Take today’s topic for instance of drinking calories. Most of us have heard various celebrity trainers and doctors alike saying we shouldn’t be drinking our calories. For the most part this refers to sugary drinks like soda and bottled juices. It’s no secret that those can be tough on the gut (in more ways than one), but what about those other calories so many of us drink in via alcohol? I’ve certainly been known to have a drink or two and very much enjoyed the cocktail party portion of the Healthy Living Summit.
For those who track calories in myfitnesspal via another service, you may already have a good idea of what alcohol is doing to your diet. One of the sneakiest things about it though is so few of us actually drink it in standard serving sizes.
How many of you can tell me how much wine is in a standard serving? It’s easy to think, “A standard serving of liquid is 8oz. because that’s a cup.” Not only is this misconception prevalent, the serving sizes for wine on myfitnesspal run the gamut. It seems very few people really understand what a serving of wine (or other booze) looks like.
In reality, a standard serving of wine is 5 oz. That’s it people, just a little over half of what you want in a serving of water.
What about beer? Well that all depends on the type. We know that craft beers pack a bit more of a punch when it comes to ABV (alcohol by volume), but that also means a serving is smaller. A standard serving of a non-craft beer is 12oz., but for the beers with higher alcohol concentrations (also known as malt liquor) a standard serving is 8-9oz. Think about that for a second, how many times have you ordered craft beer and gotten it in an 8-9 oz. serving? My guess is never.
Mixed drinks? How many times have you heard someone say about a mixed drink, “I can’t even taste the alcohol in this!”? That’s probably a good indication there’s only a standard serving in there. A standard serving of hard liquor (spirits) is 1.5 oz., at least for 80-proof spirits. For those with higher alcohol content, make that 1 oz. in a serving.
Now we all know that alcohol is not exactly calorie free, but how many of us stop to consider what that single glass of wine at dinner every night (or even just on the weekends) is doing to our weight loss (or maintenance) efforts?
A standard drink (let’s not even get into sugary mixers at this point, we’re talking beer, wine, and shots of liquor) has between 100-140 calories, which will obviously vary depending on type. If you have a glass of wine each night with dinner, you’re looking at an extra 980 calories per week. That’s 3,920 calories each month! As many of us know there are 3,500 calories in a pound. This means that if your exercise and food habits stay the same, but you have a glass of wine each night, you could be packing on more than a pound a month! That’s more calories than you would get from eating a several burgers in a month.

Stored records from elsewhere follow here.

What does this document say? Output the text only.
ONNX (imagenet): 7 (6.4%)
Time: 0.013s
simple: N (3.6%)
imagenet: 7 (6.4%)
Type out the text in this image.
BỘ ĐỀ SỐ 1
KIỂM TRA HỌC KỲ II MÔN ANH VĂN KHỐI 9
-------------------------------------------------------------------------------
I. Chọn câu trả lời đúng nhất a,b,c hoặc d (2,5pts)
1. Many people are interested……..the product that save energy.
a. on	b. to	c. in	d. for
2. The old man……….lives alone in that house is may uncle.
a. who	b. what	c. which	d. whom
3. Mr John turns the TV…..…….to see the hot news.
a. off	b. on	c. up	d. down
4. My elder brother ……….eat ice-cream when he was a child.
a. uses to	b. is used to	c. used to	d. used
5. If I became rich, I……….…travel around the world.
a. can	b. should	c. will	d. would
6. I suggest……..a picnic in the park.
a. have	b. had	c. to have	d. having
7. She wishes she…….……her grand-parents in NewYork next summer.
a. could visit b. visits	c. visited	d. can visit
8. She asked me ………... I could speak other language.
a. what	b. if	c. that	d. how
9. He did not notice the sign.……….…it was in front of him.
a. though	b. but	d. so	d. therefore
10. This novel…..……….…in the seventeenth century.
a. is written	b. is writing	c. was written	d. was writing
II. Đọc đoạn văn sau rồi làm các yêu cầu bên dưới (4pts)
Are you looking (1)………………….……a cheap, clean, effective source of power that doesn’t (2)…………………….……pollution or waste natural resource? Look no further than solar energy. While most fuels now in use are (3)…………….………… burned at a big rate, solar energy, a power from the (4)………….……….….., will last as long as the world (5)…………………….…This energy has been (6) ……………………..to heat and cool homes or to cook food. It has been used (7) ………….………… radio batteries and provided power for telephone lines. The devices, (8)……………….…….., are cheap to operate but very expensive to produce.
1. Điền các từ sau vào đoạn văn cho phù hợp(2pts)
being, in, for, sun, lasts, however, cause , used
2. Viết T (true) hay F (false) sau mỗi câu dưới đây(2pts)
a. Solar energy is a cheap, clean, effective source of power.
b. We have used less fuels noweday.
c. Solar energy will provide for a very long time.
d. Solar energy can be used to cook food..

This isn’t to say you can never have a glass of wine with a meal or a beer while you watch football, but be mindful of what you’re putting into your body. Even if you cut soda out of your diet years ago, you may be taking in much more sugar and calories than you realize, especially when it is so rare to have a drink in a standard size.
So drink up, if you must, but pay attention to what you’re drinking and how much. You may find that it really isn’t worth it to have that second glass after all.